A new protocol has been agreed by the Law Society, The Society of Trust and Estate Practitioners and the British Banking Association. It covers the exchange of information between banks and solicitors/probate administrators following the death of an account holder to assist in the provision of information and the closure of accounts.
Chief Executive of the British Banking Association, Anthony Browne said of the protocol "The last thing people want when grieving is bureaucratic hassle between their banks and lawyers. These new guidelines should help make the process work more sympathetically and avoid delays."

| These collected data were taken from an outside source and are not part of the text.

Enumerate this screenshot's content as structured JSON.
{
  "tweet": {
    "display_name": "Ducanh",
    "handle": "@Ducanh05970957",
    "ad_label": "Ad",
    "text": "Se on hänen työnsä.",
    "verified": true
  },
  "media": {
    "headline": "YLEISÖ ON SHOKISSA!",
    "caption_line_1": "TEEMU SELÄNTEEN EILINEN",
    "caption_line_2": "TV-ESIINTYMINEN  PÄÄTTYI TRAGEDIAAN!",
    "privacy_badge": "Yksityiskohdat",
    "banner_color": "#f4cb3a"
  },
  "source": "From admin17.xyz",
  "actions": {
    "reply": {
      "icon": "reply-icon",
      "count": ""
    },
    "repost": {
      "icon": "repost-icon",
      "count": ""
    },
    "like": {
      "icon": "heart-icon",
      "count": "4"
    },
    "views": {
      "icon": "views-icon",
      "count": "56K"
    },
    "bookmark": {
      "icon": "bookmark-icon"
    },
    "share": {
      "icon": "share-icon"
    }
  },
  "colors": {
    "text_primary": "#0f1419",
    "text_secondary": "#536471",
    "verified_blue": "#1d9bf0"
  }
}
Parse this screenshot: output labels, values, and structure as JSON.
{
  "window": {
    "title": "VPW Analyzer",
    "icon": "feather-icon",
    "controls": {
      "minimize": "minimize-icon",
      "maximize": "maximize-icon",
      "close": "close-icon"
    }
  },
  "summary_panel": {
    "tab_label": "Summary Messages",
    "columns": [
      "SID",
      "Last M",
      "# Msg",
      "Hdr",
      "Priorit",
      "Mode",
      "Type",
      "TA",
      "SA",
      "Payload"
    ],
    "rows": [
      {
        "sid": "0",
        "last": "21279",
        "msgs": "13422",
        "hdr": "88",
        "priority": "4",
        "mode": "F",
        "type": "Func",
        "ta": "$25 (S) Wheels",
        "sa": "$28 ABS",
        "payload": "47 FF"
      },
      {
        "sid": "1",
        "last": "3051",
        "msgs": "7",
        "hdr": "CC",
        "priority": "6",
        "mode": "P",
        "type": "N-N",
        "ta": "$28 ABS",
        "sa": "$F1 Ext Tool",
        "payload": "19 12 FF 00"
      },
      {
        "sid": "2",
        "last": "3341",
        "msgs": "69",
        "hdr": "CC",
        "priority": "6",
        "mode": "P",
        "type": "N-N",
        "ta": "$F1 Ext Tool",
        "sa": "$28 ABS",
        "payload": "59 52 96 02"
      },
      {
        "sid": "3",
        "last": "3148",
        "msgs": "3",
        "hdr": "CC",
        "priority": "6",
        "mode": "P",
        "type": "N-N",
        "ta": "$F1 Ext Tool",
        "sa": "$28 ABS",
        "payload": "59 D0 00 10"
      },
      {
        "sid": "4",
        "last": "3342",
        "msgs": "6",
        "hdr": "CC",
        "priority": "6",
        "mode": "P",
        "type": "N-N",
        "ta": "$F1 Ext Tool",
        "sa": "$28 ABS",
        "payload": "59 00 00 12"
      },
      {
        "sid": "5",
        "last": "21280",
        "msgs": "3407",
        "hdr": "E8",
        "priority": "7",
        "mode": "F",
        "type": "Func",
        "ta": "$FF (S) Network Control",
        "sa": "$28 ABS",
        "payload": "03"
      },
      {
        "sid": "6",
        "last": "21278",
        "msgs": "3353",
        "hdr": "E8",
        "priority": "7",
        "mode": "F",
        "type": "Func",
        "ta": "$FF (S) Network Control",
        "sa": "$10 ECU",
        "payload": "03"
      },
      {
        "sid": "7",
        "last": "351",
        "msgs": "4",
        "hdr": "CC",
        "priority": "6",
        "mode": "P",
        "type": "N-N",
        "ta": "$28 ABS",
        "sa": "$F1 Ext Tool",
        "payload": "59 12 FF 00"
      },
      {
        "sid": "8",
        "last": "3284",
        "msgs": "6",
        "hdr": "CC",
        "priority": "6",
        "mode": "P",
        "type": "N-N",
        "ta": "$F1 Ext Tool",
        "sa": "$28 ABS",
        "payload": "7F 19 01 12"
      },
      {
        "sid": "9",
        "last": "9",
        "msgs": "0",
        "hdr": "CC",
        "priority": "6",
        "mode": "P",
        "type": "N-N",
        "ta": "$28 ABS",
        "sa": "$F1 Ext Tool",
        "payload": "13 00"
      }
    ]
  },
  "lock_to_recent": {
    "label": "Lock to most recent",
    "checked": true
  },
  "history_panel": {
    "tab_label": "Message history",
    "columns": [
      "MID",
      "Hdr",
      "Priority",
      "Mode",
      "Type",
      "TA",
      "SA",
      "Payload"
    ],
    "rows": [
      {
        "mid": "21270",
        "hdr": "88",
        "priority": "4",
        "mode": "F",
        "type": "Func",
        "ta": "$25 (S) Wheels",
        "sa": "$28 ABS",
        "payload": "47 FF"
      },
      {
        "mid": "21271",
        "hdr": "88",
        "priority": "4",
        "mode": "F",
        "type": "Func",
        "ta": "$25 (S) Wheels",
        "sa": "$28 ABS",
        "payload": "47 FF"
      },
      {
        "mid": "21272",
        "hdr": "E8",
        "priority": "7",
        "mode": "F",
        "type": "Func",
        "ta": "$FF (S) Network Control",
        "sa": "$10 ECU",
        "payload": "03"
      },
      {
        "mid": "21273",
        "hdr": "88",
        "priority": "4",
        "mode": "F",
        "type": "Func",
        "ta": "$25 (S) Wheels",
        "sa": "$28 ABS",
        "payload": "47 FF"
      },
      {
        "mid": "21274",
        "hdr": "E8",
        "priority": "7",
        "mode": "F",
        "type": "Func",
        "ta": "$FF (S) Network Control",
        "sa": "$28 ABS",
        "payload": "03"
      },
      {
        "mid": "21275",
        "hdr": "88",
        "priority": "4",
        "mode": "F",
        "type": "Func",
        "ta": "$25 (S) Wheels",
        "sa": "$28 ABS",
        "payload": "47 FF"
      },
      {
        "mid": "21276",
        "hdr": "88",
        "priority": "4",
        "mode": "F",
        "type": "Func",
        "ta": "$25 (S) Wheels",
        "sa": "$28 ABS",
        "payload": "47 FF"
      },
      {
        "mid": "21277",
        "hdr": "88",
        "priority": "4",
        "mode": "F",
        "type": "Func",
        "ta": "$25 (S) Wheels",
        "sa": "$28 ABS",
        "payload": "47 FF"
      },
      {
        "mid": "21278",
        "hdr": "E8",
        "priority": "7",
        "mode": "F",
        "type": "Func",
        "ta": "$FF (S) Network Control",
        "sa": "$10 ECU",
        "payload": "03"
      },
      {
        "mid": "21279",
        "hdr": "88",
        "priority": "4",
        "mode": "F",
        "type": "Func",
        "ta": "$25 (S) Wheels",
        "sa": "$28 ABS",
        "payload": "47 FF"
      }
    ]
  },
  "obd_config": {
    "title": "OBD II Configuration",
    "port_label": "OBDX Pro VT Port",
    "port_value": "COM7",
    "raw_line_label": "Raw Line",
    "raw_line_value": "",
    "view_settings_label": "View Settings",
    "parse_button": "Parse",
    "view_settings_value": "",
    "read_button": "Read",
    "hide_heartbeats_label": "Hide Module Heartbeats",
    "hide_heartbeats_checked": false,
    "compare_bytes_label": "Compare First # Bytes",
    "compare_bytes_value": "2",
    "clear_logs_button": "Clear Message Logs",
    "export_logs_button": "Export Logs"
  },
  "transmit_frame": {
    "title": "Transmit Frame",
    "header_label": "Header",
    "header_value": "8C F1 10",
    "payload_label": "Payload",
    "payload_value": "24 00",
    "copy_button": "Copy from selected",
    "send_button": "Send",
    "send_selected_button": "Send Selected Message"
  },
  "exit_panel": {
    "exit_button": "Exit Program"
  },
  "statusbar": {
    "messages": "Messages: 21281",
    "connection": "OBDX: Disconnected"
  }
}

President of the Law Society, Lucy Scott Moncrieff, added "This protocol unlocks the labyrinth of administration, costs and stress for grieving relatives by helping their solicitor to negotiate the different administrative procedures involved in winding-up an estate. Managing relationships with banks and building societies has long been a problematic aspect of probate practice. This new arrangement is a considerable achievement and we hope to see more banks participate in the protocol in the future."
Whilst Chief Executive of STEP, David Harvey, said "STEP practitioners have long spoken of difficulties and delays during the estate administration process in relation to assets held by financial institutions. We are pleased to now have agreements with the majority of UK banks which will provide grieving families with some certainty at a very difficult time. We thank the BBA and the Law Society for their cooperation on this protocol and would encourage banks and similar financial institutions currently outside the agreement to consider adopting it."